Improved the compress option so that output PDFs are more compact and efficient.
Added page media information to dump_data output: page rotation, page media bounds and page crop bounds.
Improved the performance of dump_data so it works better with very large PDFs.
Improved the memory management in the Windows binary. This fixes the rare "Too many heap sections" error.
Fixed a bug where form fields with multiple values were not being properly reported by dump_data_fields.
Fixed a burst bug that was corrupting the output PDF pages.
Fixed an input bug to allow interactive prompting of both the user and owner passwords.
Fixed a burst bug so that doc_data.txt is now output to the same directory as the PDF's pages when an output directory is given.
Fixed a bug where indirect references to the PDF ID in the trailer would cause a crash.
Added a test to fill_form so it checks that an input PDF is a form before trying to fill it with data.
Added a return value of 3 for warnings 'PDF information not added' or 'PDF form not filled.'
Improved the error message for cat page range errors.
Fixed the error report when an input page number is out of range.
Fixed a burst bug where document metadata wasn't being copied properly to the output PDFs.
Updated the Bouncy Castle library to 1.48.
When using the cat operation, the output PDF version number is now set to the maximum PDF version of all of the input PDFs. If any of the input PDFs have PDF extension levels, then the greatest extension level is also copied to the output PDF.
Upgrade to 2.01 could also solve issues when parsing PDF v1.5 documents (\pdfminorversion=4 workaround). This also affects app-office/impresive.

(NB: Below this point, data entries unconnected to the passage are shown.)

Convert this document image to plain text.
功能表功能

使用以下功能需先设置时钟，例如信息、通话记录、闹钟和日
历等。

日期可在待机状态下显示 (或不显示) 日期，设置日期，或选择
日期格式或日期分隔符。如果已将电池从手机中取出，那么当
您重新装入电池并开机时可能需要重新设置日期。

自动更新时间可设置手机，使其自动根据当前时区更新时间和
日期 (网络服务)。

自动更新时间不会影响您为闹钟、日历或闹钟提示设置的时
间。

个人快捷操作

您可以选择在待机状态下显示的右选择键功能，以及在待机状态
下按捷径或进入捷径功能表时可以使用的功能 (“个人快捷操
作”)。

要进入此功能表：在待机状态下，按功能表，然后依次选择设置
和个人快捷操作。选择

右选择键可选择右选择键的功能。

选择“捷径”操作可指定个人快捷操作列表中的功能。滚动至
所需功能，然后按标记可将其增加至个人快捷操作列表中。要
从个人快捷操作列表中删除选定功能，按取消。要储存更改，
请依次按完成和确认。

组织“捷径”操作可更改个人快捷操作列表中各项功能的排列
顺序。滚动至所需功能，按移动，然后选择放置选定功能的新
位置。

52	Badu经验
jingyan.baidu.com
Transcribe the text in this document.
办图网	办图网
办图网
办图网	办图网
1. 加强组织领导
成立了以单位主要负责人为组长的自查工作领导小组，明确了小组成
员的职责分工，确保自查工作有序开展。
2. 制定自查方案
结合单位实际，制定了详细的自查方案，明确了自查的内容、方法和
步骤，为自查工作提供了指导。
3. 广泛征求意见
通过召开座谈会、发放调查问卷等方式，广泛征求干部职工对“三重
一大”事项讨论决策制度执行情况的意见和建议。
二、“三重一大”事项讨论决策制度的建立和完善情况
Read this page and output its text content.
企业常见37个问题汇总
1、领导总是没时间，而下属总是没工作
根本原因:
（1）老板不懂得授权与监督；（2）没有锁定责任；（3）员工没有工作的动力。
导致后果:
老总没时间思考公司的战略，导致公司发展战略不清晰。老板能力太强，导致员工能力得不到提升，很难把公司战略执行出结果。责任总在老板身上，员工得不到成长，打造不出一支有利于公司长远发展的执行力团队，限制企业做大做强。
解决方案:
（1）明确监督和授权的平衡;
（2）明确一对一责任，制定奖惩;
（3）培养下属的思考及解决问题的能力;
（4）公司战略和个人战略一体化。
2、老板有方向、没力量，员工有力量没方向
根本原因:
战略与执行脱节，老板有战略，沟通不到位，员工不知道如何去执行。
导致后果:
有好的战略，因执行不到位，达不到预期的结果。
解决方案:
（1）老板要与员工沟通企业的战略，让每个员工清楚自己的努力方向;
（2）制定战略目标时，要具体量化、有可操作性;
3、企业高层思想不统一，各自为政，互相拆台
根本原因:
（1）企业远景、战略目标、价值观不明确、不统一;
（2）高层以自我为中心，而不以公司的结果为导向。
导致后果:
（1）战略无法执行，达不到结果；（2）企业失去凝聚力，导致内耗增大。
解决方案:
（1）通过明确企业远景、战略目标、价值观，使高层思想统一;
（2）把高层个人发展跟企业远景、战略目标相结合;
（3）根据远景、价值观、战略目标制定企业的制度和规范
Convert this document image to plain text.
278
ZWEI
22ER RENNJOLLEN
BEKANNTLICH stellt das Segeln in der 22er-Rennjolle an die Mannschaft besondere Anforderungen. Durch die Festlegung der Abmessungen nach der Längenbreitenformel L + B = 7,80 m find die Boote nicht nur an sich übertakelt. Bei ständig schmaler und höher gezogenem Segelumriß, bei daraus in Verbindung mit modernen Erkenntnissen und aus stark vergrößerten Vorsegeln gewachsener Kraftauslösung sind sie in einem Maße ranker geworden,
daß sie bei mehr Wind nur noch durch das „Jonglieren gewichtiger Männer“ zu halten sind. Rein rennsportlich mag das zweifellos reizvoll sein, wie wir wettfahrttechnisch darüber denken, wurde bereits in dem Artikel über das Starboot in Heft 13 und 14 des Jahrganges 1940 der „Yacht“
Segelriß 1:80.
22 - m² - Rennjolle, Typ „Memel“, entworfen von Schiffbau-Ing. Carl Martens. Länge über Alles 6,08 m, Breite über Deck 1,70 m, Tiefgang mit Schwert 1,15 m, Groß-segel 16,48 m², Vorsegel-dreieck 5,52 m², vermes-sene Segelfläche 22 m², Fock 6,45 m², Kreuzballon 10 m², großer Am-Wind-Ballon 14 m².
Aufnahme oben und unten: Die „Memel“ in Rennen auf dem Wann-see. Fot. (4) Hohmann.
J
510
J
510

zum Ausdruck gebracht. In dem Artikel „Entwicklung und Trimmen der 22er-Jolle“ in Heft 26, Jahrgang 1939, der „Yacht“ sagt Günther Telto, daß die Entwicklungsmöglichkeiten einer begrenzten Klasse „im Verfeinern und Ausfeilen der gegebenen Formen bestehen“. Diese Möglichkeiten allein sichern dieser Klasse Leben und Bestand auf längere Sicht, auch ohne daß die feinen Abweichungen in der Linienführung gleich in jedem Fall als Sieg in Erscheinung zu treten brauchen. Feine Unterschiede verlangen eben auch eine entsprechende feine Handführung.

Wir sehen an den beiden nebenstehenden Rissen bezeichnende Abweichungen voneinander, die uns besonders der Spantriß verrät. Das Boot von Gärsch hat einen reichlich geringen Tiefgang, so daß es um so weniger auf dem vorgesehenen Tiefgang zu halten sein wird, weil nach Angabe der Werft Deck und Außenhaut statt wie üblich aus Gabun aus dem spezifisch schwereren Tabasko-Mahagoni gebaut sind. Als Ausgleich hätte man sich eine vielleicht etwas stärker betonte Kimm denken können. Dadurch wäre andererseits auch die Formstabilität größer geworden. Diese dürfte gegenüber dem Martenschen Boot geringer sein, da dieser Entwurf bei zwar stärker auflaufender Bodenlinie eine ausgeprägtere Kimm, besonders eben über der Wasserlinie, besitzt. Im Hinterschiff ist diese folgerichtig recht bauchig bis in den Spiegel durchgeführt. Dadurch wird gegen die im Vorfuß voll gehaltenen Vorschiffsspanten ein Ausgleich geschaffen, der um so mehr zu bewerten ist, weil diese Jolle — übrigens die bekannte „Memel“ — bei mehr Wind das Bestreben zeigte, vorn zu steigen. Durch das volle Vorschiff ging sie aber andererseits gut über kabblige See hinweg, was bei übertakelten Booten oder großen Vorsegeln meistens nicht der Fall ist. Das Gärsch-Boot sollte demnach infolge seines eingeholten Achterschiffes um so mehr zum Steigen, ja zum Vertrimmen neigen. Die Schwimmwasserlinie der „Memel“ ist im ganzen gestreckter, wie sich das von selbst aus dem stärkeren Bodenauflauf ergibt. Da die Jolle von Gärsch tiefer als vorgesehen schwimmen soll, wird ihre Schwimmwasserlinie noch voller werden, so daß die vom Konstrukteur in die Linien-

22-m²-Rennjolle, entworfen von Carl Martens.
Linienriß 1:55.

This bug has never been clearly identified, but it stems from an outdated library iText in pdftk. http://forums.gentoo.org/viewtopic-t-956766-start-0.html
I wasn't able to determine which version of iText library pdftk-2.01 is using , but it's a different one, so hopefully newer.
Created attachment 351518 [details, diff]
updated *FLAGS patch for 2.01
I have successfully compiled pdftk-2.01 using these steps:
- renamed pdftk-1.45.ebuild -> pdftk-2.01.ebuild
- updated *FLAGS patch (attached)
As for the ebuild and patches submitted by Mao PU
- the InputError patch has been applied by upstream and is included in 2.01
- I'm not sure about the LDFLAGS nad Makefile patch, I rather used the one made by Gentoo devs. Perhaps a Gentoo dev should look at both patches and consider a compromise.
- the nodrm patch is a nice find, but I'm not sure if it won't introduce a bug, because if the PDF is encrypted, is pdftk able to read it and won't it just fail, resulting in a bug?
*** Bug 479976 has been marked as a duplicate of this bug. ***
+ 10 Aug 2013; Tom Wijsman <TomWij@gentoo.org> +files/pdftk-2.02-flags.patch,
+ Version bump to 2.02. Fixes bug #450080, reported by Adam Randall,
+ 7v5w7go9ub0o and Jeroen Roovers; applied patch by Ondrej Grover with small
+ fixes to make it work with 2.02 instead of 2.01 as well as to not turn
+ warnings into errors to avoid breakage without purpose.